What I Wish I Knew Before Programming Bootcamp

Published on: 2016-08-29

Written by: Jason Land

Since this blog is aimed at future students of programming bootcamps (maybe Origin Code Academy), I figured I'd go backwards in time a little and write about what the bare necessities are before getting into a bootcamp. I've spoken about this a lot with the rest of my cohort and it seems like there's a fairly good consensus about this, especially as we're a larger than usual group with a pretty wide set of experience.

Remember, this is just for starting bootcamp, not starting out as a developer.

In General

Make sure you try out some programming at all before attending. Origin had a requirement of earning a certain about of points on Team Treehouse which served as a good primer. But before you even apply, check out a free site like Codecademy and see if you like programming at all. Even if the allure of a better paying job is enticing, you should pursue something you can be passionate about.

Git

Absolutely integral. Learn just enough git to be dangerous. I have a blog post on the ( link:http://qobbler.com/blog/n00b-news-a-git-cheatsheet-for-first-time-coders text: bare minimum here). You will need Git wherever you go in software. I think Origin should have told us to review the weekend before we started to help with our transition into becoming coders, because we use it every single day, multiple times a day. Get a mantra going: init, add, commit, remote, push, branch, merge...

Command Line

You could probably get away without this for the first week, but since Git is so easily accessed via the command line (and making a new file quickly with touch index.html, this is equal priority with learning Git. You can learn to use it while learning Git, so I feel like it's a two-for-one. Don't be intimidated by it. I was scared when I first started seeing npm install new-hotness.js everywhere instead of something to download and double click, but I got over it. Now I wish I could install most everything this way.

Make sure you ditch the built in Mac or Windows terminals for Iterm or Cmder respectively. They make it much easier on the developer by having themes, tabs, and colored prompts so you can easily tell what your last command was.

Text Editor

Sublime Text or Atom. You'll need something easy to startup, easy to use, and accepts plugins to extend functionality. Plus they're free. Practice learning the below with these.

HTML

Honestly, you just need a little. Know how to make the HTML document, learn the tags you'll need most: body, script, p, div, ul/ol, li, and form. Maybe I gloss over it because I know it in the back of my mind better than I think I do, but I find myself looking up the details on HTML a lot when I've been building the Origin projects.

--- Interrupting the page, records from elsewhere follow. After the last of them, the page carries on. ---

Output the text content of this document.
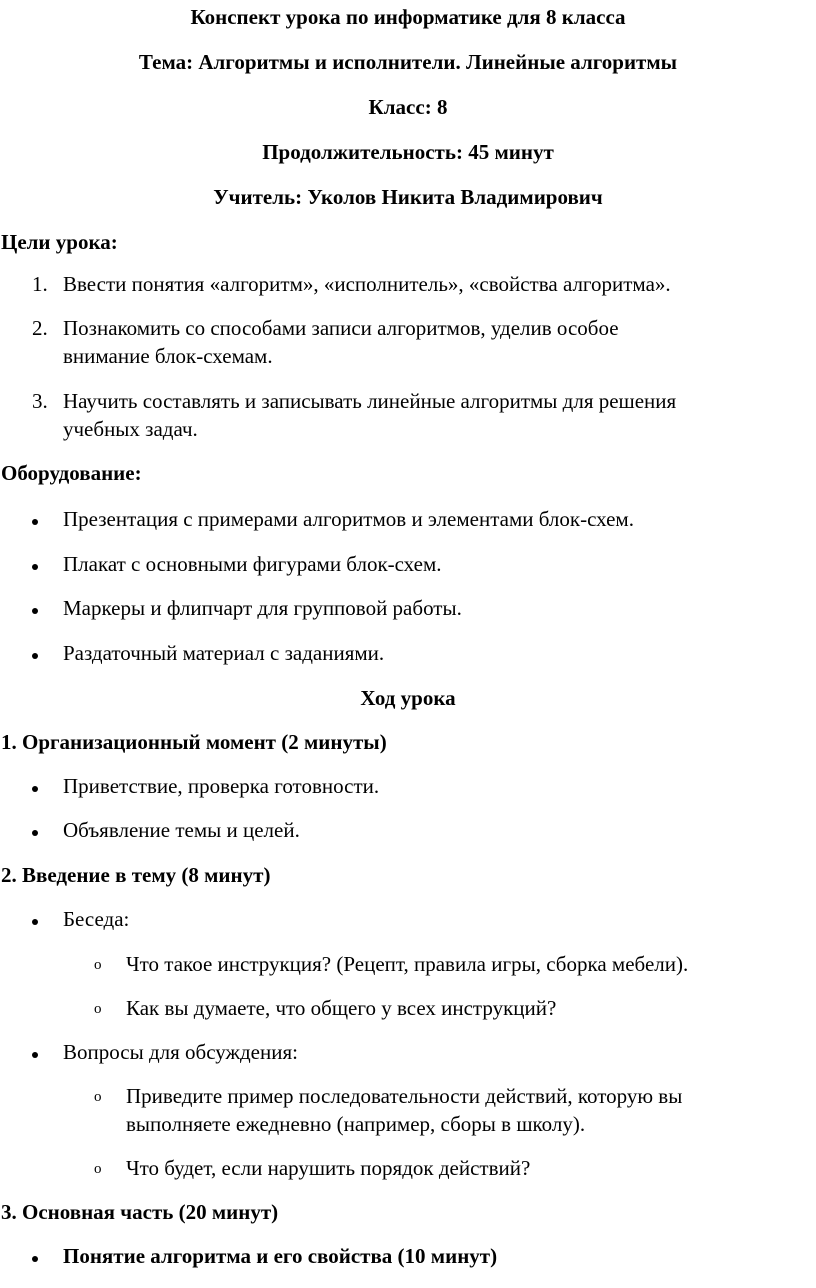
Конспект урока по информатике для 8 класса
Тема: Алгоритмы и исполнители. Линейные алгоритмы
Класс: 8
Продолжительность: 45 минут
Учитель: Уколов Никита Владимирович
Цели урока:
1. Ввести понятия «алгоритм», «исполнитель», «свойства алгоритма».
2. Познакомить со способами записи алгоритмов, уделив особое
внимание блок-схемам.
3. Научить составлять и записывать линейные алгоритмы для решения
учебных задач.
Оборудование:
Презентация с примерами алгоритмов и элементами блок-схем.
Плакат с основными фигурами блок-схем.
Маркеры и флипчарт для групповой работы.
Раздаточный материал с заданиями.
Ход урока
1. Организационный момент (2 минуты)
Приветствие, проверка готовности.
Объявление темы и целей.
2. Введение в тему (8 минут)
Беседа:
o Что такое инструкция? (Рецепт, правила игры, сборка мебели).
o Как вы думаете, что общего у всех инструкций?
Вопросы для обсуждения:
o Приведите пример последовательности действий, которую вы
выполняете ежедневно (например, сборы в школу).
o Что будет, если нарушить порядок действий?
3. Основная часть (20 минут)
Понятие алгоритма и его свойства (10 минут)
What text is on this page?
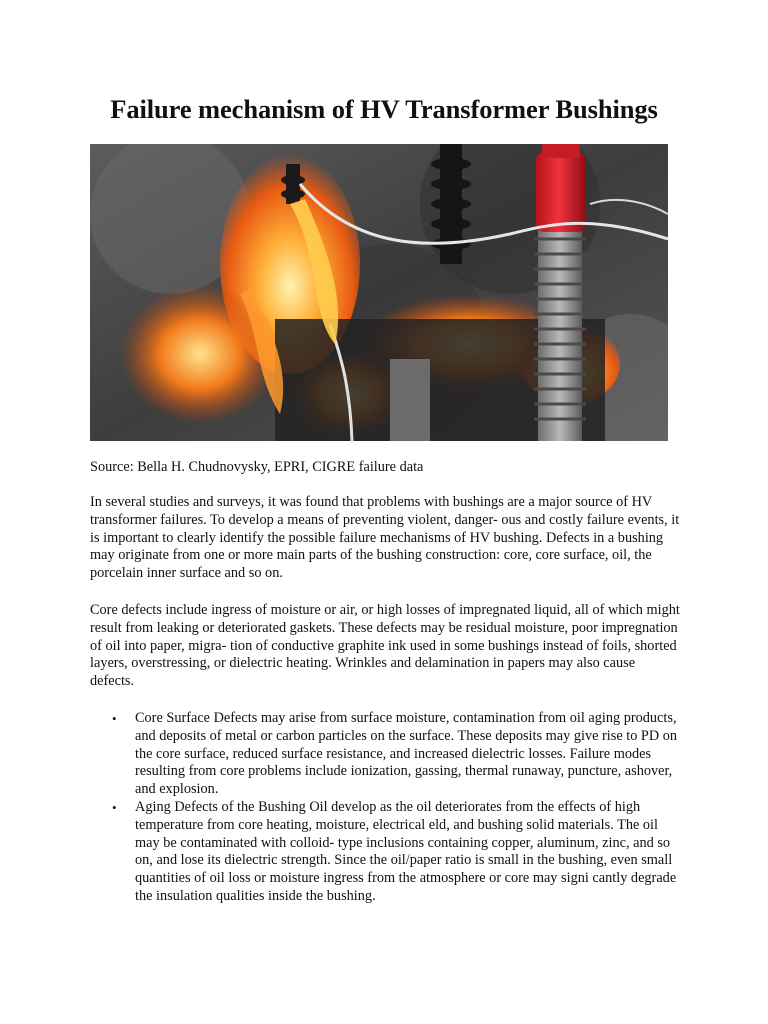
Failure mechanism of HV Transformer Bushings

Source: Bella H. Chudnovysky, EPRI, CIGRE failure data

In several studies and surveys, it was found that problems with bushings are a major source of HV transformer failures. To develop a means of preventing violent, danger- ous and costly failure events, it is important to clearly identify the possible failure mechanisms of HV bushing. Defects in a bushing may originate from one or more main parts of the bushing construction: core, core surface, oil, the porcelain inner surface and so on.

Core defects include ingress of moisture or air, or high losses of impregnated liquid, all of which might result from leaking or deteriorated gaskets. These defects may be residual moisture, poor impregnation of oil into paper, migra- tion of conductive graphite ink used in some bushings instead of foils, shorted layers, overstressing, or dielectric heating. Wrinkles and delamination in papers may also cause defects.

• Core Surface Defects may arise from surface moisture, contamination from oil aging products, and deposits of metal or carbon particles on the surface. These deposits may give rise to PD on the core surface, reduced surface resistance, and increased dielectric losses. Failure modes resulting from core problems include ionization, gassing, thermal runaway, puncture, ashover, and explosion.
• Aging Defects of the Bushing Oil develop as the oil deteriorates from the effects of high temperature from core heating, moisture, electrical eld, and bushing solid materials. The oil may be contaminated with colloid- type inclusions containing copper, aluminum, zinc, and so on, and lose its dielectric strength. Since the oil/paper ratio is small in the bushing, even small quantities of oil loss or moisture ingress from the atmosphere or core may signi cantly degrade the insulation qualities inside the bushing.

Keep devdocs in your back pocket and you'll be alright.

CSS

You can take this as far as you want really. Know how to link a CSS document into HTML, classes, id's, media queries and you'll do fine. Or go crazy and be able to take on the CSS Zen Garden challenge. A lot of us just put Pure/Bootstrap/Bulma/Materialize/insert-CSS-framework-here in and call it a day for the beginner projects. I recommend Bulma or Semantic UI. They're responsive to any browser size and easy to pickup.

Javascript

The first five chapters of Eloquent Javascript. It's free and easy to get through. And know how to link a Javascript file into an HTML file. Don't bother with Jquery.

Getting a layman's grasp on these pillars will help put you at ease when you start, and be able to pickup what you really need to learn: problem solving and debugging.